| Konu: | Yüksek kredi faizlerine, ekonominin kötüye gidişinin Cumhurbaşkanlığı hükûmet sistemine geçilmesinden itibaren ekonomik göstergelerden anlaşıldığına ve TÜGVA'nın kamu kurumlarına yüzlerce kişiyi yerleştirdiği iddialarıyla ilgili Hükûmetten açıklama beklediklerine ilişkin açıklaması |
| Yasama Yılı: | 5 |
| Birleşim: | 9 |
| Tarih: | 20.10.2021 |
DURSUN MÜSAVAT DERVİŞOĞLU (İzmir) - Teşekkür ederim Sayın Başkanım.

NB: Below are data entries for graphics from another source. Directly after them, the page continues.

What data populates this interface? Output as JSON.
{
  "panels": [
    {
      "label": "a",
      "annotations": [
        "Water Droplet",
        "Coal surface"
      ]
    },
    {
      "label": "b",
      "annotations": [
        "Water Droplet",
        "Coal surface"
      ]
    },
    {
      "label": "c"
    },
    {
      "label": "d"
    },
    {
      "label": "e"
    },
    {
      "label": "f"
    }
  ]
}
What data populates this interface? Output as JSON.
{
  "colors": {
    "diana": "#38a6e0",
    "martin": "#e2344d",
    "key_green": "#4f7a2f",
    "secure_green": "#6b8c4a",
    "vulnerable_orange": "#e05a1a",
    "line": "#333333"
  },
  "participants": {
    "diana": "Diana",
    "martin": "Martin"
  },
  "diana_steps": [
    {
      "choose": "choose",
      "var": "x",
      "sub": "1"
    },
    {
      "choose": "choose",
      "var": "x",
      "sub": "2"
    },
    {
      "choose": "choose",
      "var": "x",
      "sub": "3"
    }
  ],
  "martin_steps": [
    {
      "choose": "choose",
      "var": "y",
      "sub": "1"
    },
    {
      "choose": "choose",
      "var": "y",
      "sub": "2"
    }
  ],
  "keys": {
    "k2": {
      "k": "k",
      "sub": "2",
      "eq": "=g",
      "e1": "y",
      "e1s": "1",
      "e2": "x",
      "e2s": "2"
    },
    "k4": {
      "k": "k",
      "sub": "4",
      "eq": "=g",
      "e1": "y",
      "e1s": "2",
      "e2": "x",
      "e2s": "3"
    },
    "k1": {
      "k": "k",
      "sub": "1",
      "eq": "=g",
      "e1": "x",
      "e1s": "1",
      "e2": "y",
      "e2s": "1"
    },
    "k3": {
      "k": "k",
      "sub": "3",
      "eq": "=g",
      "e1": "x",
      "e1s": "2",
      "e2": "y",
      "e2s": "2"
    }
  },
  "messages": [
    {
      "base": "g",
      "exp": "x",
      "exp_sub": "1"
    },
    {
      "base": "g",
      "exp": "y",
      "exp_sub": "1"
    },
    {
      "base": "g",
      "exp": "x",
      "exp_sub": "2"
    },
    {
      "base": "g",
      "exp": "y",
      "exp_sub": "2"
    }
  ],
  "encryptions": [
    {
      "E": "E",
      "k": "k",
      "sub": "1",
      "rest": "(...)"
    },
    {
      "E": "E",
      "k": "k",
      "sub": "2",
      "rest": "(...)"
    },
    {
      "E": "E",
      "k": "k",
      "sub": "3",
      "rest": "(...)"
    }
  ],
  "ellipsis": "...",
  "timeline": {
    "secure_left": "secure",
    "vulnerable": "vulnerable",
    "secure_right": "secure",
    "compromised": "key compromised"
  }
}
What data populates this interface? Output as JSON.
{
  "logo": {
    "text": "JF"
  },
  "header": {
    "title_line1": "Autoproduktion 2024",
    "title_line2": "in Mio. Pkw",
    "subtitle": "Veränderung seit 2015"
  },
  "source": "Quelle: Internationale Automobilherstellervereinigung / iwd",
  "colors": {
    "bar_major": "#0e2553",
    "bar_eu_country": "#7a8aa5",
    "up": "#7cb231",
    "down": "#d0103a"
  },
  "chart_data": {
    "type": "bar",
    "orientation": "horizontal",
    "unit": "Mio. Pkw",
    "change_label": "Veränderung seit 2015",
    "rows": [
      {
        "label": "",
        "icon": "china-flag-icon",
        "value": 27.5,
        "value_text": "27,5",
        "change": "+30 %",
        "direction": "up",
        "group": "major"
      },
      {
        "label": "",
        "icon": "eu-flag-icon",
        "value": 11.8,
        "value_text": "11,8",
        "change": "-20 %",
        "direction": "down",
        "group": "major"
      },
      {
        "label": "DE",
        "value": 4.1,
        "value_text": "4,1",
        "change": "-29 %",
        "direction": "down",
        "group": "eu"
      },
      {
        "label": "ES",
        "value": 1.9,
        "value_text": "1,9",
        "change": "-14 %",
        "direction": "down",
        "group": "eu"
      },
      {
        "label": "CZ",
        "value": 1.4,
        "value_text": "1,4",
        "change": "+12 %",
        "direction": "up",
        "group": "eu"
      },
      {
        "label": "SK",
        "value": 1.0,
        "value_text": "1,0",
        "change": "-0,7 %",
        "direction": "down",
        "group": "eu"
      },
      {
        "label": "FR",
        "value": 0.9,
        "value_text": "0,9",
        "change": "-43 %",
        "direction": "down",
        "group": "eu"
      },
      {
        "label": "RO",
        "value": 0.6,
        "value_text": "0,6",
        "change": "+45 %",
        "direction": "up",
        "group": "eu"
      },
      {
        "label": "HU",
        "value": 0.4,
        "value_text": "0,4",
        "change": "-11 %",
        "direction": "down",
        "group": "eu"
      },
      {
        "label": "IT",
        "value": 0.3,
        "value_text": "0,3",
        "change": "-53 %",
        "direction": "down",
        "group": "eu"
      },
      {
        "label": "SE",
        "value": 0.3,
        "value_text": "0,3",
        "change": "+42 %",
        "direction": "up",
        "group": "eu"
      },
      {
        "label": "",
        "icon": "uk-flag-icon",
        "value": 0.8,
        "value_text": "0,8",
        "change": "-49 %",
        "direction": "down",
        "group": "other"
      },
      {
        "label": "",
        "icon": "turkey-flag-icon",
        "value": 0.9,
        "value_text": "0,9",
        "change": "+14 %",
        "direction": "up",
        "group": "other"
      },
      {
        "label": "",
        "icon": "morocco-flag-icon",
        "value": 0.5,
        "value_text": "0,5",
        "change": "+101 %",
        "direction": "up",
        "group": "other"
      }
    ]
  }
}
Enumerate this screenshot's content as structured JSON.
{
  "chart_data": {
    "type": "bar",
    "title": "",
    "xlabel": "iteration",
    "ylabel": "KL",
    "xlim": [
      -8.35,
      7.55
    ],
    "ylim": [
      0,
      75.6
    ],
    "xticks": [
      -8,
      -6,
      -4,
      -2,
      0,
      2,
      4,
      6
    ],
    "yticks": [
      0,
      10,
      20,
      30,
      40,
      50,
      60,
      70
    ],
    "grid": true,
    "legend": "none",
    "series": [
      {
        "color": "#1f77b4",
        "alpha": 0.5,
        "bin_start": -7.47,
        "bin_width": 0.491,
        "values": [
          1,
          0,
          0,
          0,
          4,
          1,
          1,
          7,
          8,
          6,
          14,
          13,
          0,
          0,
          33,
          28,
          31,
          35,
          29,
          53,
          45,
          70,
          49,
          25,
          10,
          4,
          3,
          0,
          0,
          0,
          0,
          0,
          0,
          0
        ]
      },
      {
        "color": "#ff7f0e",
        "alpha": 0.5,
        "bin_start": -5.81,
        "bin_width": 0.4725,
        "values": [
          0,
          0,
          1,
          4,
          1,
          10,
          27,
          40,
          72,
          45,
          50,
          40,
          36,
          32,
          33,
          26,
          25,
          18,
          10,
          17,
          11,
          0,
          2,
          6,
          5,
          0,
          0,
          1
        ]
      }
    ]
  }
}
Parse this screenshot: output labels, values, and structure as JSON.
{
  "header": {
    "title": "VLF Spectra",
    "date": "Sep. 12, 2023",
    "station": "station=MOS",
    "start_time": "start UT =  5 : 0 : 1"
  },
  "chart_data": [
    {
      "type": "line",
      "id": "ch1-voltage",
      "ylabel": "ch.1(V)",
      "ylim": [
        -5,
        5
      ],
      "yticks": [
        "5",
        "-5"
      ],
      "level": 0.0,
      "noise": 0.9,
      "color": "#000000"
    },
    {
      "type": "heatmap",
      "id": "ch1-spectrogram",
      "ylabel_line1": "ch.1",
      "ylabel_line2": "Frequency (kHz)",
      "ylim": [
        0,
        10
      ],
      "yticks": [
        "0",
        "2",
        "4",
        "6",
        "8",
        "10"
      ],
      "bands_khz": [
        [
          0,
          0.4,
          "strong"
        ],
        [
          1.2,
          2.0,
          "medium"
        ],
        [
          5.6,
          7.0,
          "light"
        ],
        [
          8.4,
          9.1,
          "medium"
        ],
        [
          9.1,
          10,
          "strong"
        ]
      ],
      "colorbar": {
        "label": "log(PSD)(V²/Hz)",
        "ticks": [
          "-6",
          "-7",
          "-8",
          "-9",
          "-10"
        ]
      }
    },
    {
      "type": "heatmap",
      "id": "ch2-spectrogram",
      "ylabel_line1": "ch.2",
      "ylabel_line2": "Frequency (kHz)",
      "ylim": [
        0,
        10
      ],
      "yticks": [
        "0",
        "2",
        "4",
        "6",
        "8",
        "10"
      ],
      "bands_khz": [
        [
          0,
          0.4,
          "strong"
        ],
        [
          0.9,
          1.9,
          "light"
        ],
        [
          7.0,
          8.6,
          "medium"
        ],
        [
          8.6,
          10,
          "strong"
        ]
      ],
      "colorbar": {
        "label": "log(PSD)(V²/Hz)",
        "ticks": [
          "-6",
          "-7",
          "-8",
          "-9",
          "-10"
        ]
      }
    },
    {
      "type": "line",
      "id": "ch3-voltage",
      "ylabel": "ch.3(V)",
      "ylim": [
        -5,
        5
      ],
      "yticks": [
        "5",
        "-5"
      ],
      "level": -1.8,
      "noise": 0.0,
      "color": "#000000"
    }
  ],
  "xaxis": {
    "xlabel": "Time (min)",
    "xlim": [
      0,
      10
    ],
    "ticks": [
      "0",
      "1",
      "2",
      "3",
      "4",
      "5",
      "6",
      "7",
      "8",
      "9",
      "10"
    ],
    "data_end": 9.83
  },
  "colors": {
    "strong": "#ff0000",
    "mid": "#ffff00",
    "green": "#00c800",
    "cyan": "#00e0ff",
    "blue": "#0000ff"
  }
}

Genel Kurulu saygılarımla selamlıyorum.
Geçim sıkıntısına düşen vatandaşlarımız ödeme koşullarının zorluğunu bile bile mecburen kredi çekmektedir. Ancak kredi faizleri oldukça yüksektir. Acil ihtiyaç için çekilen kredilerin geri dönüşlerinde zorluklar yaşandığı herkes tarafından da bilinmektedir. Gelir, gideri karşılamayınca vatandaş temel ihtiyaçları için kredi çekmek mecburiyetinde kalıyor. Konut kredisinde ise vade sayısı fazla olduğu için geri ödemesi çok daha yüksek miktarları buluyor. 500 bin liralık konut kredisi çeken bir vatandaş anaparadan daha fazlasını kredi faizi olarak ödemek mecburiyetinde kalıyor. Bugün konut kredisi çekmek isteyen birisi, en düşük faizle bile kredi çekmiş olsa, 500 bin liralık konut kredisi için ayda 8.513 lira ödemek zorunda kalmaktadır. Bunun toplamı da 1 milyon 25 bin lira geri ödeme demektir. Yani 500 bin lira kredi çekiyorsunuz, 525 bin lira faiz ödüyorsunuz. Üstelik, bu hesap en düşük kredi faizi için geçerli olan bir hesaptır, daha yüksek faizle kredi veren bankalar da mevcuttur.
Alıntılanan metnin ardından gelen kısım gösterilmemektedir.